Engelbert Theuermann, head of the Human Rights Directorate of the Austrian Federal Ministry of European and International Affairs, opened the conference which benefited for the first time in ILGA’s history from the patronage of a head of state, as Heinz Fischer, Federal President of Austria, assumed this role. IBM Director of Austria Leo Steiner also greeted the participants and spoke of IBM Diversity programme to promote LGBTI rights within IBM and the corporate sector while Paula Ettelbrick (IGHLRC) praised our individual commitments, the connection between local and global, the interdependence of both. She spoke of the value of network and the power of joining forces, celebrating, in the 30th anniversary of ILGA, the very concept of “association” which lies at its core.
Conference participants were invited to receptions both to the City Hall by Michael Häupl, the Mayor of Vienna, and to the Austrian Parliament by its President Barbara Prammer, who, in her welcoming speech, praised the work of ILGA on the occasion of the organisation’s 30th anniversary. The first “GO Visible” award, an initiative of the Austrian Green Party was awarded to Aswat, a lesbian and bisexual women’s group in Palestine.

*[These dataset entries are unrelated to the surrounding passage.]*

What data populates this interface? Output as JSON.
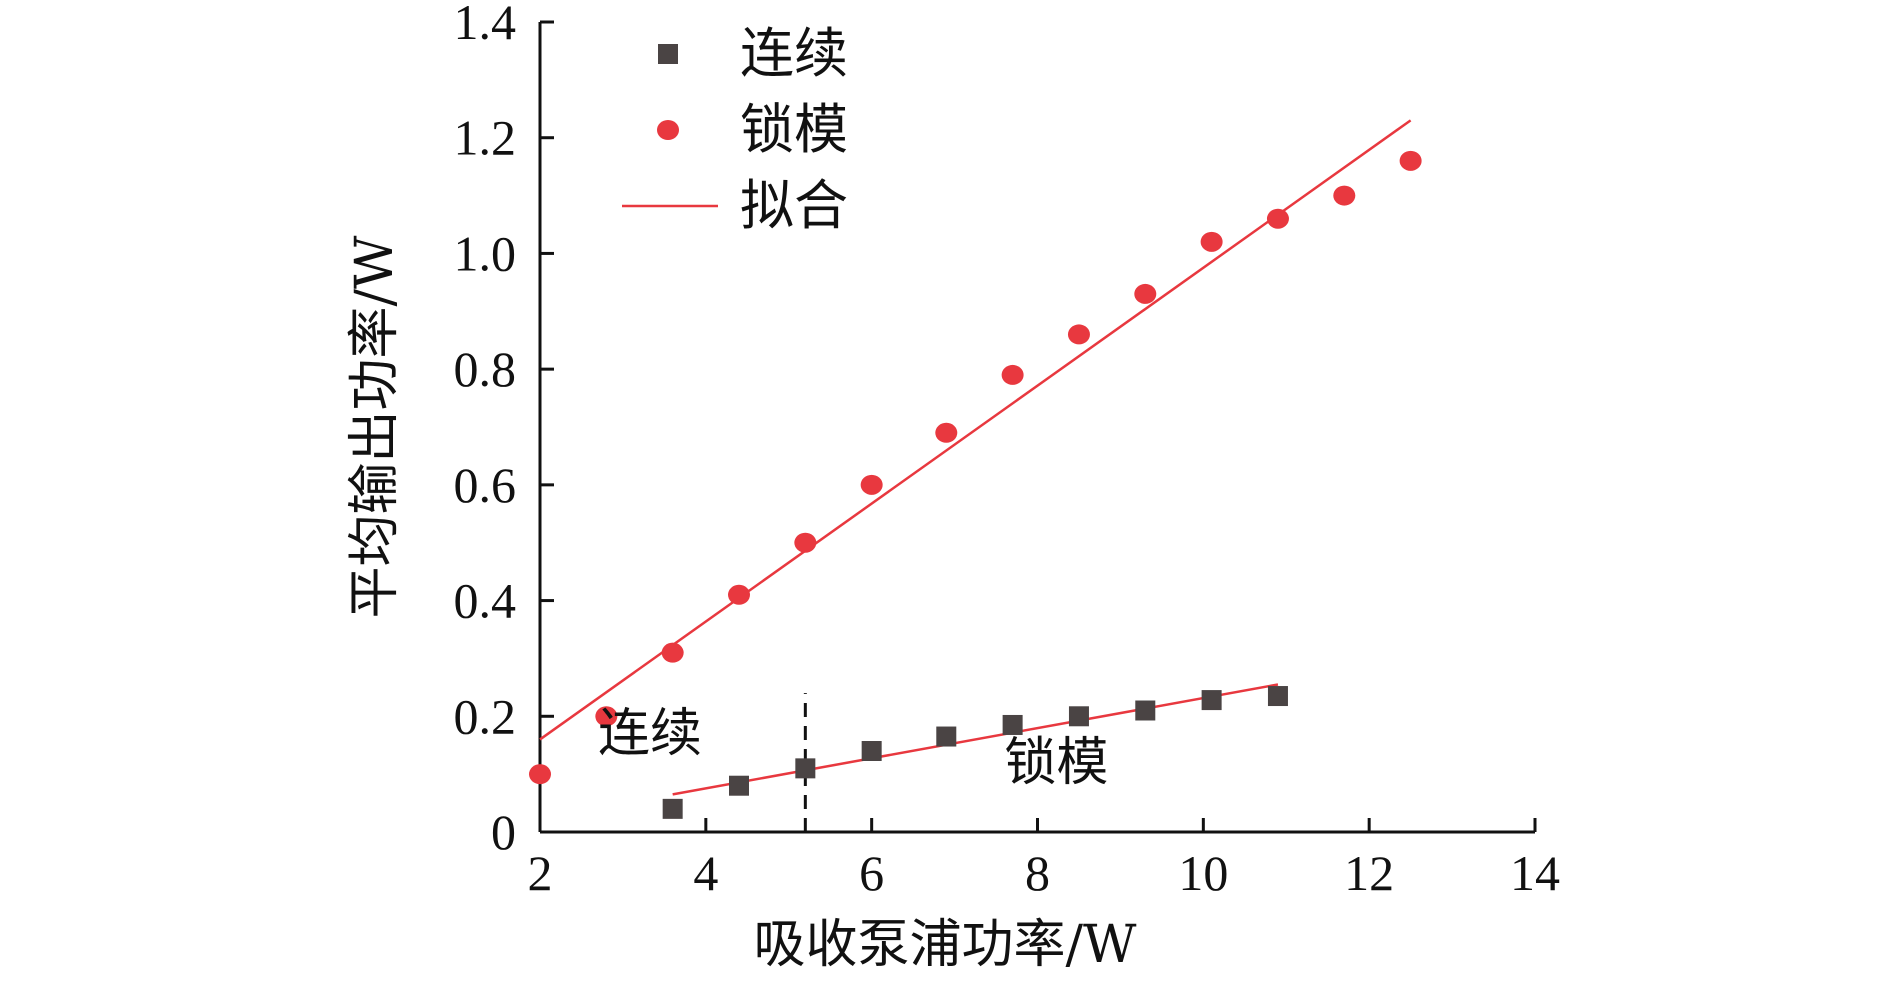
{
  "colors": {
    "continuous": "#4a4444",
    "mode_locked": "#e8383f",
    "fit": "#e8383f",
    "axis": "#111111"
  },
  "chart_data": {
    "type": "scatter",
    "xlabel": "吸收泵浦功率/W",
    "ylabel": "平均输出功率/W",
    "xlim": [
      2,
      14
    ],
    "ylim": [
      0,
      1.4
    ],
    "x_ticks": [
      2,
      4,
      6,
      8,
      10,
      12,
      14
    ],
    "y_ticks": [
      0,
      0.2,
      0.4,
      0.6,
      0.8,
      1.0,
      1.2,
      1.4
    ],
    "x_tick_labels": [
      "2",
      "4",
      "6",
      "8",
      "10",
      "12",
      "14"
    ],
    "y_tick_labels": [
      "0",
      "0.2",
      "0.4",
      "0.6",
      "0.8",
      "1.0",
      "1.2",
      "1.4"
    ],
    "legend_position": "top-left",
    "grid": false,
    "series": [
      {
        "name": "连续",
        "marker": "square",
        "x": [
          3.6,
          4.4,
          5.2,
          6.0,
          6.9,
          7.7,
          8.5,
          9.3,
          10.1,
          10.9
        ],
        "y": [
          0.04,
          0.08,
          0.11,
          0.14,
          0.165,
          0.185,
          0.2,
          0.21,
          0.228,
          0.235
        ]
      },
      {
        "name": "锁模",
        "marker": "circle",
        "x": [
          2.0,
          2.8,
          3.6,
          4.4,
          5.2,
          6.0,
          6.9,
          7.7,
          8.5,
          9.3,
          10.1,
          10.9,
          11.7,
          12.5
        ],
        "y": [
          0.1,
          0.2,
          0.31,
          0.41,
          0.5,
          0.6,
          0.69,
          0.79,
          0.86,
          0.93,
          1.02,
          1.06,
          1.1,
          1.16
        ]
      }
    ],
    "fits": [
      {
        "name": "拟合",
        "x": [
          2.0,
          12.5
        ],
        "y": [
          0.16,
          1.23
        ]
      },
      {
        "name": "拟合",
        "x": [
          3.6,
          10.9
        ],
        "y": [
          0.065,
          0.255
        ]
      }
    ],
    "divider": {
      "x": 5.2,
      "y_range": [
        0,
        0.24
      ]
    },
    "annotations": [
      {
        "text": "连续",
        "x": 2.7,
        "y": 0.14
      },
      {
        "text": "锁模",
        "x": 7.6,
        "y": 0.09
      }
    ],
    "legend": [
      {
        "label": "连续",
        "marker": "square"
      },
      {
        "label": "锁模",
        "marker": "circle"
      },
      {
        "label": "拟合",
        "marker": "line"
      }
    ]
  }
}
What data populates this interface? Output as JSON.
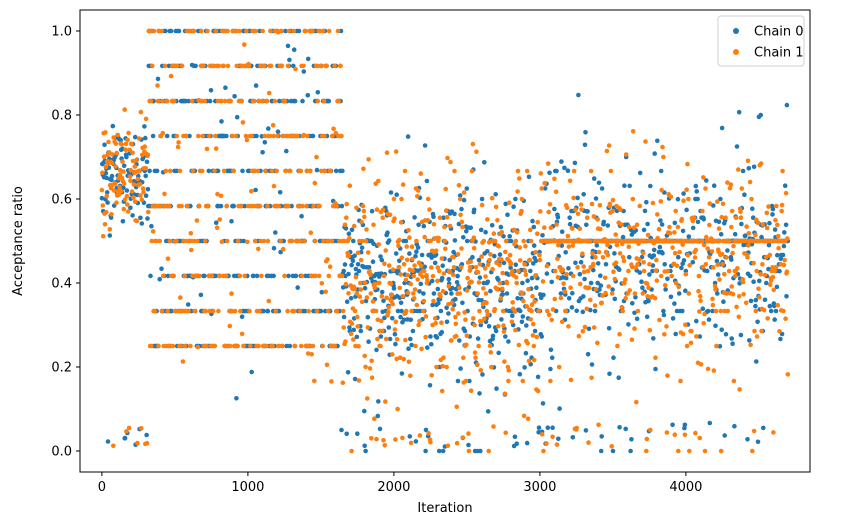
{
  "chart_data": {
    "type": "scatter",
    "title": "",
    "xlabel": "Iteration",
    "ylabel": "Acceptance ratio",
    "xlim": [
      -150,
      4850
    ],
    "ylim": [
      -0.05,
      1.05
    ],
    "xticks": [
      0,
      1000,
      2000,
      3000,
      4000
    ],
    "yticks": [
      0.0,
      0.2,
      0.4,
      0.6,
      0.8,
      1.0
    ],
    "xtick_labels": [
      "0",
      "1000",
      "2000",
      "3000",
      "4000"
    ],
    "ytick_labels": [
      "0.0",
      "0.2",
      "0.4",
      "0.6",
      "0.8",
      "1.0"
    ],
    "grid": false,
    "legend": {
      "position": "top-right"
    },
    "series": [
      {
        "name": "Chain 0",
        "color": "#1f77b4"
      },
      {
        "name": "Chain 1",
        "color": "#ff7f0e"
      }
    ],
    "regimes": [
      {
        "x_start": 0,
        "x_end": 320,
        "y_center": 0.66,
        "y_spread": 0.08
      },
      {
        "x_start": 320,
        "x_end": 1650,
        "y_center": 0.6,
        "y_spread": 0.22,
        "levels": [
          0.25,
          0.333,
          0.417,
          0.5,
          0.583,
          0.667,
          0.75,
          0.833,
          0.917,
          1.0
        ]
      },
      {
        "x_start": 1650,
        "x_end": 3000,
        "y_center": 0.4,
        "y_spread": 0.18
      },
      {
        "x_start": 3000,
        "x_end": 4000,
        "y_center": 0.45,
        "y_spread": 0.17
      },
      {
        "x_start": 4000,
        "x_end": 4700,
        "y_center": 0.47,
        "y_spread": 0.17
      }
    ],
    "n_iterations": 4700
  }
}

The second prize was granted to Labrys, an LGBT group from Kyrghistan, and the third prize was granted to MEEM, an LBT group from Lebanon.
ILGA would like to thank the following partners and funders for their support to this 24th ILGA World Conference:
- Federal Government of Austria
- City of Vienna
- HIVOS (Netherlands)
- IGLHRC (the International Gay and Lesbian Human Rights Commission)
- ILGA-Europe, the European region of ILGA
- SIDA (the Swedish International Aid Agency)
- Austrian Airlines (official carrier of the conference)
- Tels Quels (Belgium)
- NOVIB (Netherlands
ILGA would like to acknowledge the tremendous work and commitment of local group HOSI Wien for hosting an ILGA world conference for the third time in its history. “We are very pleased that in the end we managed to co-organise a full-fledged world conference despite the fact that we only took over this task last April”, explains HOSI Wien Secretary-general Kurt Krickler, “We are especially proud that we could secure such strong support including substantial funding on so short notice here in Austria”.
Participants to this conference chose Rio de Janeiro, Brazil as host city of ILGA’s 25th world conference to be held in 2010.